Checking out 7463434f as detached HEAD (ref is refs/merge-requests/779/head)...
Skipping Git submodules setup
$ git remote set-url origin "${CI_REPOSITORY_URL}"
Restoring cache
01:05
Checking cache for test_codequality-6-non_protected...
Downloading cache.zip from https://storage.googleapis.com/gitlab-com-runners-cache/project/########/test_codequality-6-non_protected
Successfully extracted cache
Executing "step_script" stage of the job script
00:01
Using docker image sha256:c5**********************************************************f1 for sonarsource/sonar-scanner-cli:latest with digest sonarsource/sonar-scanner-cli@sha256:4b***********************************************************dda ...
$ echo "Running CODE QUALITY TEST....."
Running CODE QUALITY TEST.....
Saving cache for successful job
00:01
Creating cache test_codequality-6-non_protected...

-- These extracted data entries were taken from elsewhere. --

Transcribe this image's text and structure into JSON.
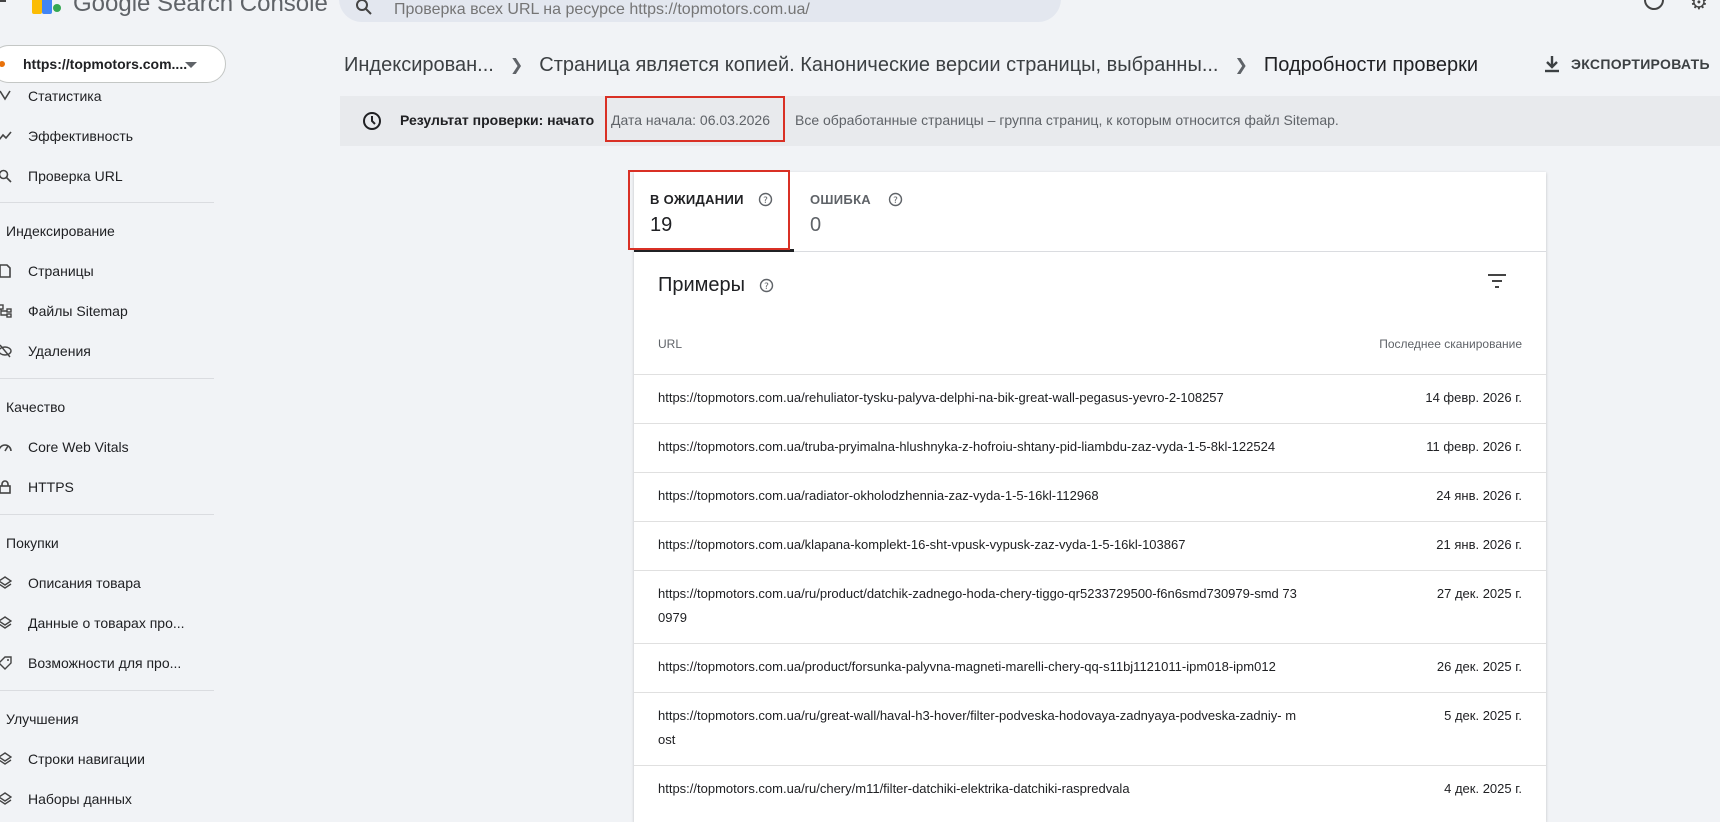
{
  "header": {
    "brand": "Google Search Console",
    "search_placeholder": "Проверка всех URL на ресурсе https://topmotors.com.ua/"
  },
  "sidebar": {
    "property": "https://topmotors.com....",
    "items_top": [
      {
        "label": "Статистика",
        "icon": "stats-icon"
      },
      {
        "label": "Эффективность",
        "icon": "trending-icon"
      },
      {
        "label": "Проверка URL",
        "icon": "search-icon"
      }
    ],
    "sections": [
      {
        "title": "Индексирование",
        "items": [
          {
            "label": "Страницы",
            "icon": "page-icon"
          },
          {
            "label": "Файлы Sitemap",
            "icon": "sitemap-icon"
          },
          {
            "label": "Удаления",
            "icon": "eye-off-icon"
          }
        ]
      },
      {
        "title": "Качество",
        "items": [
          {
            "label": "Core Web Vitals",
            "icon": "gauge-icon"
          },
          {
            "label": "HTTPS",
            "icon": "lock-icon"
          }
        ]
      },
      {
        "title": "Покупки",
        "items": [
          {
            "label": "Описания товара",
            "icon": "layers-icon"
          },
          {
            "label": "Данные о товарах про...",
            "icon": "layers-icon"
          },
          {
            "label": "Возможности для про...",
            "icon": "tag-icon"
          }
        ]
      },
      {
        "title": "Улучшения",
        "items": [
          {
            "label": "Строки навигации",
            "icon": "layers-icon"
          },
          {
            "label": "Наборы данных",
            "icon": "layers-icon"
          }
        ]
      }
    ]
  },
  "breadcrumb": {
    "items": [
      "Индексирован...",
      "Страница является копией. Канонические версии страницы, выбранны...",
      "Подробности проверки"
    ]
  },
  "export_label": "ЭКСПОРТИРОВАТЬ",
  "result": {
    "title": "Результат проверки: начато",
    "date": "Дата начала: 06.03.2026",
    "description": "Все обработанные страницы – группа страниц, к которым относится файл Sitemap."
  },
  "tabs": [
    {
      "label": "В ОЖИДАНИИ",
      "count": "19"
    },
    {
      "label": "ОШИБКА",
      "count": "0"
    }
  ],
  "examples": {
    "title": "Примеры",
    "col_url": "URL",
    "col_date": "Последнее сканирование",
    "rows": [
      {
        "url": "https://topmotors.com.ua/rehuliator-tysku-palyva-delphi-na-bik-great-wall-pegasus-yevro-2-108257",
        "date": "14 февр. 2026 г."
      },
      {
        "url": "https://topmotors.com.ua/truba-pryimalna-hlushnyka-z-hofroiu-shtany-pid-liambdu-zaz-vyda-1-5-8kl-122524",
        "date": "11 февр. 2026 г."
      },
      {
        "url": "https://topmotors.com.ua/radiator-okholodzhennia-zaz-vyda-1-5-16kl-112968",
        "date": "24 янв. 2026 г."
      },
      {
        "url": "https://topmotors.com.ua/klapana-komplekt-16-sht-vpusk-vypusk-zaz-vyda-1-5-16kl-103867",
        "date": "21 янв. 2026 г."
      },
      {
        "url": "https://topmotors.com.ua/ru/product/datchik-zadnego-hoda-chery-tiggo-qr5233729500-f6n6smd730979-smd 730979",
        "date": "27 дек. 2025 г."
      },
      {
        "url": "https://topmotors.com.ua/product/forsunka-palyvna-magneti-marelli-chery-qq-s11bj1121011-ipm018-ipm012",
        "date": "26 дек. 2025 г."
      },
      {
        "url": "https://topmotors.com.ua/ru/great-wall/haval-h3-hover/filter-podveska-hodovaya-zadnyaya-podveska-zadniy- most",
        "date": "5 дек. 2025 г."
      },
      {
        "url": "https://topmotors.com.ua/ru/chery/m11/filter-datchiki-elektrika-datchiki-raspredvala",
        "date": "4 дек. 2025 г."
      }
    ]
  },
  "colors": {
    "highlight": "#d93025",
    "accent": "#202124"
  }
}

.sonar/cache: found 1082 matching artifact files and directories
Archive is up to date!
Created cache
Cleaning up project directory and file based variables
00:00
Job succeeded
Essentially, the script in the job itself is preventing the script in the job template from running, hence, removing the script from the job resolved the issue.
Thanks @Colin for looking initially. Your latest response will pave the way to discovering this.